Akan tetapi, terminologi “telapak kaki” diartikan atau diplesetkan secara politis; kedudukan suatu kepengurusan organisasi yang tunduk pada partai politik sebagai kendaraan/instrumen politik tertinggi dalam negara demokrasi yang kita anut saat ini.
Politis memiliki arti dalam kelas adjektiva atau kata sifat sehingga politis dapat mengubah kata benda atau kata ganti, biasanya dengan menjelaskannya atau membuatnya menjadi lebih spesifik. Politis adalah bersifat politik arti lainnya dari politis adalah bersangkutan dengan politik.
Melalui tulisan ini pula, penulis sedang tidak menggiring opini publik, penulis hanya ingin mengajak para pembaca yang budiman terkait genitnya ketua PP PMKRI saudara Benidiktus Papa periode 2020-2022 yang berani menyusun struktur kepengurusan dengan mencaplok fungsionaris salah satu partai politik yang kemudian menjadi polemik berkepanjangan.
Kehadiran Hasto Kristiyanto.
Ditengah Kongres Ke-XXXI dan Majelis Permusyawaratan Anggota (MPA) Ke-XXX yang dilaksanakan di Ambon pada Tanggal 5-11 Februari 2020 yang lalu, Sekjend PDIP Hasto Kristiyanto tiba-tiba hadir ditengah kegiatan yang sedang berlansung dengan label sebagai “Tokoh Katolik Nasional”. Perlu diketahui, sehari sebelum kehadiran Sekjend Partai PDIP itu, salah seorang Anggota Penyatu PMKRI menyampaikan dalam forum tertinggi perhimpunan akan kehadiran Sekjen Banteng Moncong putih tersebut dan ditolak oleh mayoritas pemegang hak suara dalam forum. Namun, Ketua PP PMKRI Periode 2018-2020 Juventus Primayoris Kago atau lebih akab disapa Jipik malah menyambut hangat kehadiran “Tokoh Katolik Nasional” itu.
Dalam agenda puncak yang paling ditunggu-tunggu oleh seluruh insan perhimpunan terpilihlah Benediktus Papa yang merupakan mantan Ketua PMKRI Cabang Makassar.

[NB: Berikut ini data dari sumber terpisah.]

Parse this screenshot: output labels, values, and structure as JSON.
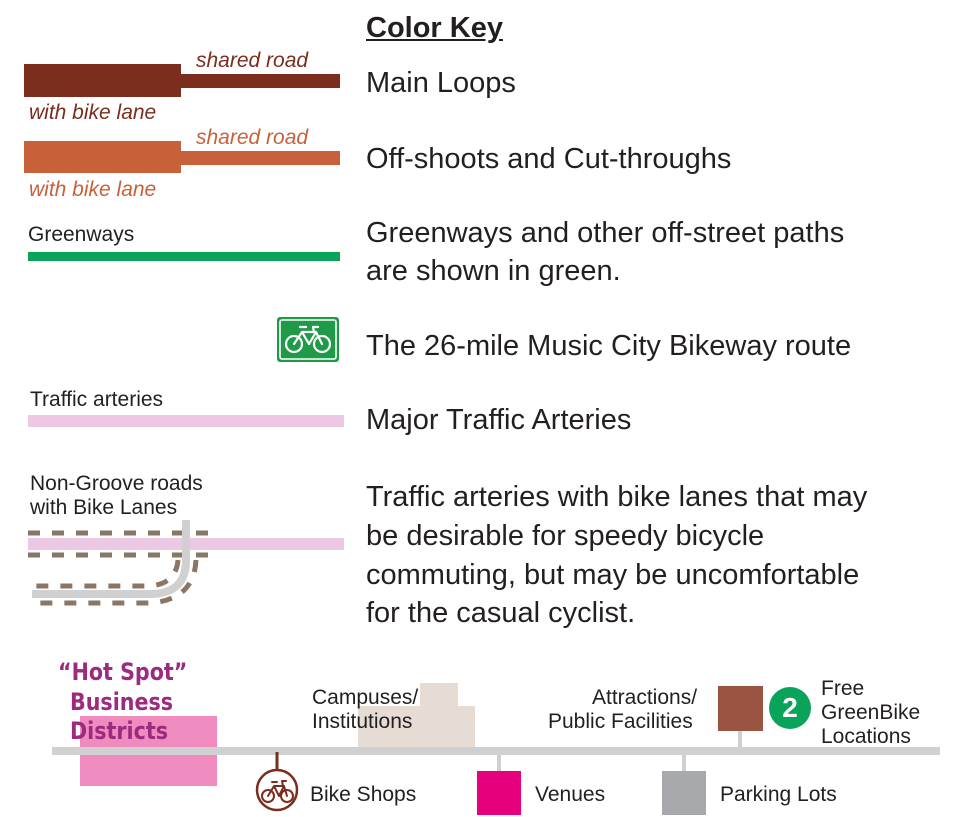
{
  "legend": {
    "title": "Color Key",
    "main_loops": {
      "shared_label": "shared road",
      "lane_label": "with bike lane",
      "description": "Main Loops",
      "color": "#7b2d1e"
    },
    "offshoots": {
      "shared_label": "shared road",
      "lane_label": "with bike lane",
      "description": "Off-shoots and Cut-throughs",
      "color": "#c8613a"
    },
    "greenways": {
      "label": "Greenways",
      "description_line1": "Greenways and other off-street paths",
      "description_line2": "are shown in green.",
      "color": "#0aa35a"
    },
    "bikeway": {
      "icon": "bicycle-sign-icon",
      "description": "The 26-mile Music City Bikeway route",
      "color": "#1f9a48"
    },
    "arteries": {
      "label": "Traffic arteries",
      "description": "Major Traffic Arteries",
      "color": "#ecc8e2"
    },
    "non_groove": {
      "label_line1": "Non-Groove roads",
      "label_line2": "with Bike Lanes",
      "description_lines": [
        "Traffic arteries with bike lanes that may",
        "be desirable for speedy bicycle",
        "commuting, but may be uncomfortable",
        "for the casual cyclist."
      ],
      "dash_color": "#8b7565",
      "road_color": "#d0d0d0"
    }
  },
  "bottom_key": {
    "hot_spot": {
      "lines": [
        "“Hot Spot”",
        "Business",
        "Districts"
      ],
      "color": "#ef8bbf",
      "text_color": "#9c2a7f"
    },
    "campuses": {
      "lines": [
        "Campuses/",
        "Institutions"
      ],
      "color": "#e6dcd4"
    },
    "attractions": {
      "lines": [
        "Attractions/",
        "Public Facilities"
      ],
      "color": "#9b5441"
    },
    "greenbike": {
      "badge": "2",
      "lines": [
        "Free",
        "GreenBike",
        "Locations"
      ],
      "color": "#0aa35a"
    },
    "bike_shops": {
      "label": "Bike Shops",
      "icon": "bicycle-icon",
      "color": "#7b2d1e"
    },
    "venues": {
      "label": "Venues",
      "color": "#e6007e"
    },
    "parking": {
      "label": "Parking Lots",
      "color": "#a7a9ac"
    },
    "road_color": "#d0d0d0"
  }
}
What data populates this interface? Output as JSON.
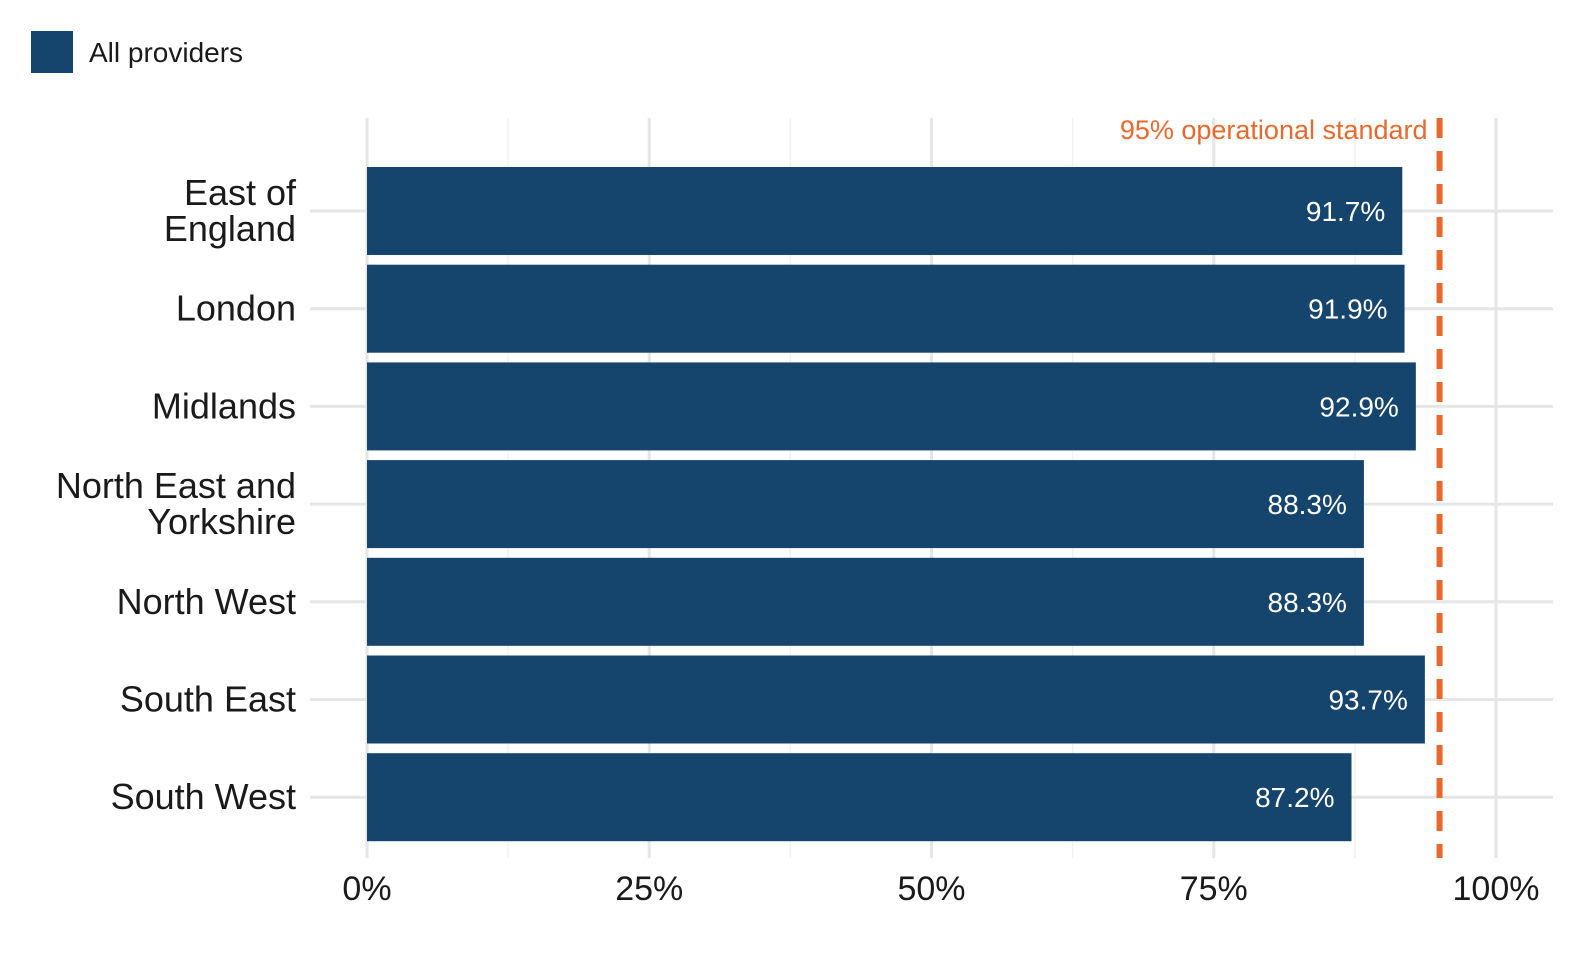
{
  "chart_data": {
    "type": "bar",
    "orientation": "horizontal",
    "categories": [
      "East of England",
      "London",
      "Midlands",
      "North East and Yorkshire",
      "North West",
      "South East",
      "South West"
    ],
    "category_lines": [
      [
        "East of",
        "England"
      ],
      [
        "London"
      ],
      [
        "Midlands"
      ],
      [
        "North East and",
        "Yorkshire"
      ],
      [
        "North West"
      ],
      [
        "South East"
      ],
      [
        "South West"
      ]
    ],
    "series": [
      {
        "name": "All providers",
        "color": "#15446C",
        "values": [
          91.7,
          91.9,
          92.9,
          88.3,
          88.3,
          93.7,
          87.2
        ],
        "labels": [
          "91.7%",
          "91.9%",
          "92.9%",
          "88.3%",
          "88.3%",
          "93.7%",
          "87.2%"
        ]
      }
    ],
    "xlim": [
      0,
      100
    ],
    "x_ticks": [
      0,
      25,
      50,
      75,
      100
    ],
    "x_tick_labels": [
      "0%",
      "25%",
      "50%",
      "75%",
      "100%"
    ],
    "grid": true,
    "legend_position": "top-left",
    "reference_line": {
      "value": 95,
      "label": "95% operational standard",
      "color": "#E8692C",
      "style": "dashed"
    }
  }
}
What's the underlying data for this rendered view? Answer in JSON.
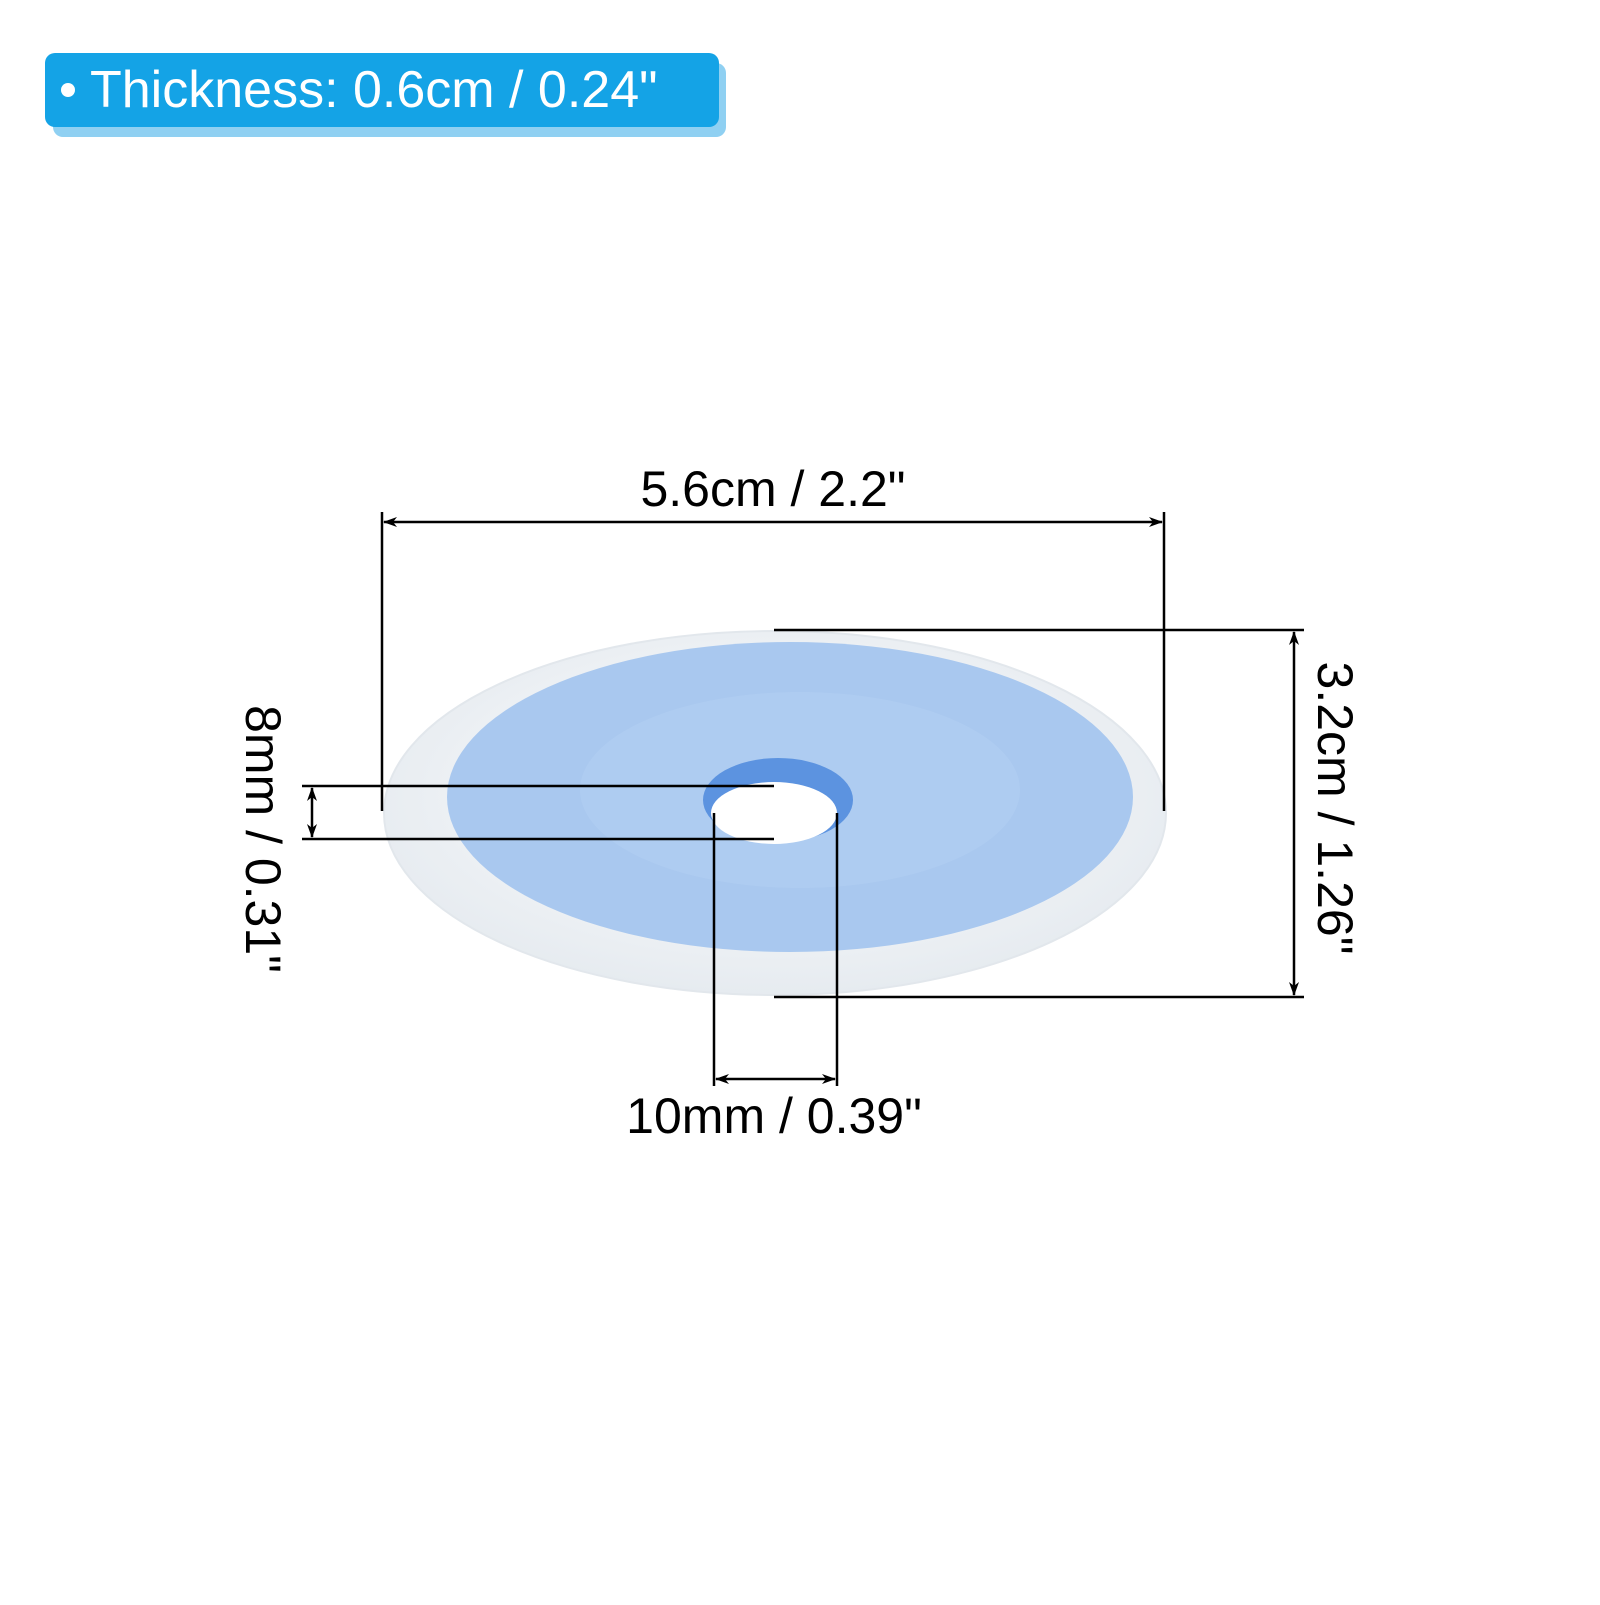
{
  "badge": {
    "text": "Thickness: 0.6cm / 0.24\""
  },
  "dimensions": {
    "outer_width": "5.6cm / 2.2\"",
    "outer_height": "3.2cm / 1.26\"",
    "hole_height": "8mm / 0.31\"",
    "hole_width": "10mm / 0.39\""
  }
}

Pasca Benidiktus Papa atau yang populer dipanggil Beni terpilih, kemudian dilantik pada tanggal 25 April 2020 sebagai tanda sah menahkodai perhimpunan yang beralamat Jl. Samratulangi No. I, Menteng Jakarta Pusat. Dalam acara pelantikan itu juga turut dilantik para fungsionaris PP PMKRI Periode 2020-2022. Anehnya, Beni sebagai pemegang mandat MPA malah menarik pengurus aktif Partai Demokrat atasnama Paulina Citra Dewi yang juga sebagai kader PMKRI Cabang Lampung dan Okto Nahak yang merupakan Sekjend KNPI Bogor yang juga mantan Ketua PMKRI Cabang Bogor.
Kemudian, pria yang akrab disapa Beni itu mempercayakan Okto Nahak sebagai Presidium Gerakan Kemasyarakatan (Germas) dan Paulina Citra Dewi sebagai Ketua Lembaga Pers dan Media PP PMKRI.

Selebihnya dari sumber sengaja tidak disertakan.